Die Senatsinnenverwaltung bestätigt das Prüfverfahren in den Wahlämtern. Dass auch fehlende Geburtsdaten akzeptiert werden, wenn die übrigen Angaben zur Identifizierung ausreichen, beruhe auf den Vorgaben des Abstimmungsgesetzes. Die konkreten Prüfkriterien seien mit der Innenverwaltung abgestimmt. Sie seien auch bei früheren Volksbegehren angewendet worden.

Der Pankower Stadtrat Torsten Kühne (CDU) legt die Vorschriften für sein Wahlamt restriktiver aus. „Wenn das Geburtsdatum vollständig fehlt, würde die Unterschrift als ungültig gezählt.“ Nur bei einer fehlenden Hausnummer oder Postleitzahl werde anders verfahren.

25 Prozent Mehrfachunterzeichner

Rund ein Fünftel der rund 19 000 Unterschriften, die in Pankow geprüft wurden, seien ungültig.

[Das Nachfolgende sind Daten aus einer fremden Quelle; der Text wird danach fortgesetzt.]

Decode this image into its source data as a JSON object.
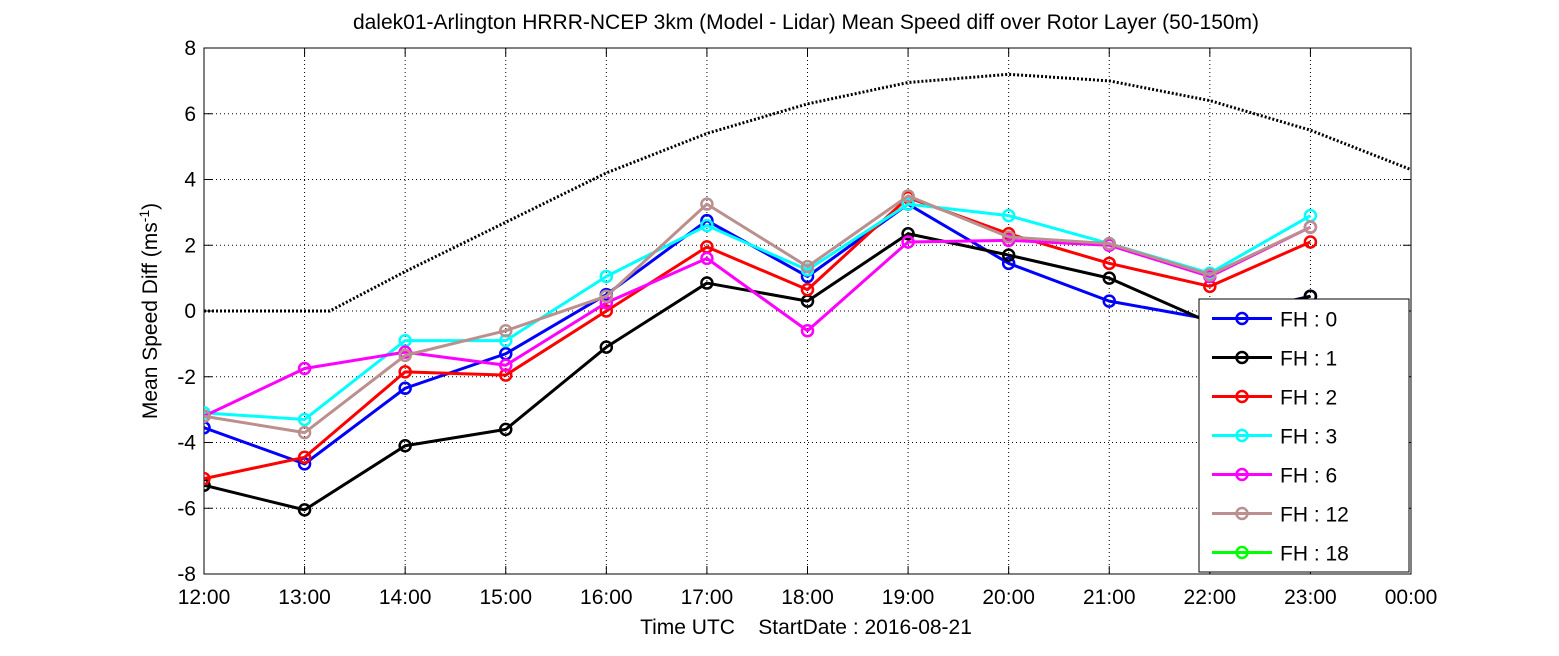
{
  "chart_data": {
    "type": "line",
    "title": "dalek01-Arlington HRRR-NCEP 3km (Model - Lidar) Mean Speed diff over Rotor Layer (50-150m)",
    "xlabel": "Time UTC    StartDate : 2016-08-21",
    "ylabel_main": "Mean Speed Diff (ms",
    "ylabel_sup": "-1",
    "ylabel_end": ")",
    "x_ticks": [
      "12:00",
      "13:00",
      "14:00",
      "15:00",
      "16:00",
      "17:00",
      "18:00",
      "19:00",
      "20:00",
      "21:00",
      "22:00",
      "23:00",
      "00:00"
    ],
    "y_ticks": [
      "-8",
      "-6",
      "-4",
      "-2",
      "0",
      "2",
      "4",
      "6",
      "8"
    ],
    "xlim": [
      12,
      24
    ],
    "ylim": [
      -8,
      8
    ],
    "grid": true,
    "legend_position": "bottom-right",
    "series": [
      {
        "name": "FH : 0",
        "color": "#0000ff",
        "x": [
          12,
          13,
          14,
          15,
          16,
          17,
          18,
          19,
          20,
          21,
          22,
          23
        ],
        "values": [
          -3.55,
          -4.65,
          -2.35,
          -1.3,
          0.5,
          2.75,
          1.05,
          3.25,
          1.45,
          0.3,
          -0.25,
          0.45
        ]
      },
      {
        "name": "FH : 1",
        "color": "#000000",
        "x": [
          12,
          13,
          14,
          15,
          16,
          17,
          18,
          19,
          20,
          21,
          22,
          23
        ],
        "values": [
          -5.3,
          -6.05,
          -4.1,
          -3.6,
          -1.1,
          0.85,
          0.3,
          2.35,
          1.7,
          1.0,
          -0.35,
          0.45
        ]
      },
      {
        "name": "FH : 2",
        "color": "#ff0000",
        "x": [
          12,
          13,
          14,
          15,
          16,
          17,
          18,
          19,
          20,
          21,
          22,
          23
        ],
        "values": [
          -5.1,
          -4.45,
          -1.85,
          -1.95,
          0.0,
          1.95,
          0.65,
          3.45,
          2.35,
          1.45,
          0.75,
          2.1
        ]
      },
      {
        "name": "FH : 3",
        "color": "#00ffff",
        "x": [
          12,
          13,
          14,
          15,
          16,
          17,
          18,
          19,
          20,
          21,
          22,
          23
        ],
        "values": [
          -3.1,
          -3.3,
          -0.9,
          -0.9,
          1.05,
          2.6,
          1.25,
          3.25,
          2.9,
          2.05,
          1.15,
          2.9
        ]
      },
      {
        "name": "FH : 6",
        "color": "#ff00ff",
        "x": [
          12,
          13,
          14,
          15,
          16,
          17,
          18,
          19,
          20,
          21,
          22,
          23
        ],
        "values": [
          -3.2,
          -1.75,
          -1.25,
          -1.65,
          0.25,
          1.6,
          -0.6,
          2.1,
          2.15,
          2.0,
          1.05,
          2.55
        ]
      },
      {
        "name": "FH : 12",
        "color": "#bc8f8f",
        "x": [
          12,
          13,
          14,
          15,
          16,
          17,
          18,
          19,
          20,
          21,
          22,
          23
        ],
        "values": [
          -3.2,
          -3.7,
          -1.35,
          -0.6,
          0.45,
          3.25,
          1.35,
          3.5,
          2.25,
          2.05,
          1.1,
          2.55
        ]
      },
      {
        "name": "FH : 18",
        "color": "#00ff00",
        "x": [],
        "values": []
      }
    ],
    "reference_curve": {
      "style": "dotted",
      "color": "#000000",
      "x": [
        12,
        13,
        13.25,
        14,
        15,
        16,
        17,
        18,
        19,
        20,
        21,
        22,
        23,
        24
      ],
      "values": [
        0,
        0,
        0,
        1.2,
        2.7,
        4.2,
        5.4,
        6.3,
        6.95,
        7.2,
        7.0,
        6.4,
        5.5,
        4.3
      ]
    }
  }
}
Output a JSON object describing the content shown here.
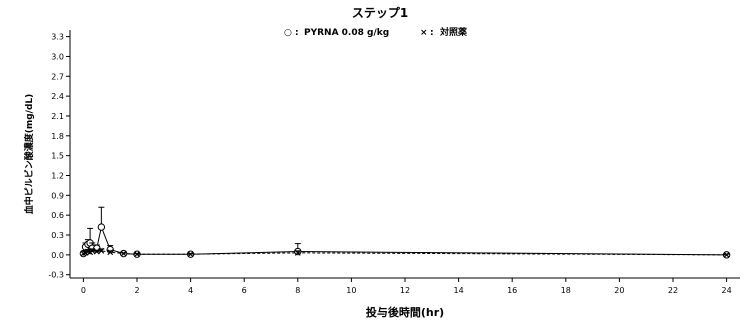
{
  "chart_data": {
    "type": "line",
    "title": "ステップ1",
    "xlabel": "投与後時間(hr)",
    "ylabel": "血中ピルビン酸濃度(mg/dL)",
    "xlim": [
      -0.5,
      24.5
    ],
    "ylim": [
      -0.35,
      3.4
    ],
    "xticks": [
      0,
      2,
      4,
      6,
      8,
      10,
      12,
      14,
      16,
      18,
      20,
      22,
      24
    ],
    "yticks": [
      -0.3,
      0.0,
      0.3,
      0.6,
      0.9,
      1.2,
      1.5,
      1.8,
      2.1,
      2.4,
      2.7,
      3.0,
      3.3
    ],
    "ytick_labels": [
      "-0.3",
      "0.0",
      "0.3",
      "0.6",
      "0.9",
      "1.2",
      "1.5",
      "1.8",
      "2.1",
      "2.4",
      "2.7",
      "3.0",
      "3.3"
    ],
    "legend_position": "top",
    "legend": [
      {
        "symbol": "○",
        "sep": ":",
        "label": "PYRNA 0.08 g/kg"
      },
      {
        "symbol": "×",
        "sep": ":",
        "label": "対照薬"
      }
    ],
    "series": [
      {
        "name": "PYRNA 0.08 g/kg",
        "marker": "circle",
        "line": "solid",
        "x": [
          0,
          0.08,
          0.17,
          0.25,
          0.33,
          0.5,
          0.67,
          1,
          1.5,
          2,
          4,
          8,
          24
        ],
        "y": [
          0.02,
          0.12,
          0.16,
          0.18,
          0.1,
          0.1,
          0.42,
          0.08,
          0.02,
          0.01,
          0.01,
          0.05,
          0.0
        ],
        "err": [
          0,
          0.06,
          0.07,
          0.22,
          0.08,
          0.05,
          0.3,
          0.06,
          0.02,
          0.02,
          0.01,
          0.12,
          0.02
        ]
      },
      {
        "name": "対照薬",
        "marker": "cross",
        "line": "dashed",
        "x": [
          0,
          0.08,
          0.17,
          0.25,
          0.33,
          0.5,
          0.67,
          1,
          1.5,
          2,
          4,
          8,
          24
        ],
        "y": [
          0.02,
          0.03,
          0.05,
          0.04,
          0.06,
          0.05,
          0.06,
          0.04,
          0.02,
          0.01,
          0.01,
          0.03,
          0.0
        ],
        "err": [
          0,
          0.02,
          0.03,
          0.02,
          0.03,
          0.02,
          0.03,
          0.02,
          0.01,
          0.01,
          0.01,
          0.03,
          0.01
        ]
      }
    ],
    "colors": {
      "ink": "#000000",
      "background": "#ffffff"
    }
  }
}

Nur in drei Prozent aller ungültigen Unterschriften seien falsche oder gar keine Angaben gemacht worden. In 30 Prozent der Fälle seien die Unterzeichner nicht-deutscher Staatsangehörigkeit, 25 Prozent seien Mehrfachunterzeichner, ein weiteres Viertel habe den Hauptwohnsitz außerhalb Berlins.

Die Initiative „100 Prozent Tempelhofer Feld“, die das Volksbegehren organisiert hat, wehrt sich gegen den Eindruck, es sei in größerem Ausmaß betrogen worden. „Wir haben immer darauf geachtet, dass die Unterzeichner auch ihr Geburtsdatum angeben“, sagt Kerstin Meyer vom Kampagnenbüro des Volksbegehrens. Eine Reihe von Unterstützern hätten aber Zweifel gehabt, dass mit ihren Daten anschließend korrekt umgegangen werde, und deshalb auf eine Unterschrift verzichtet.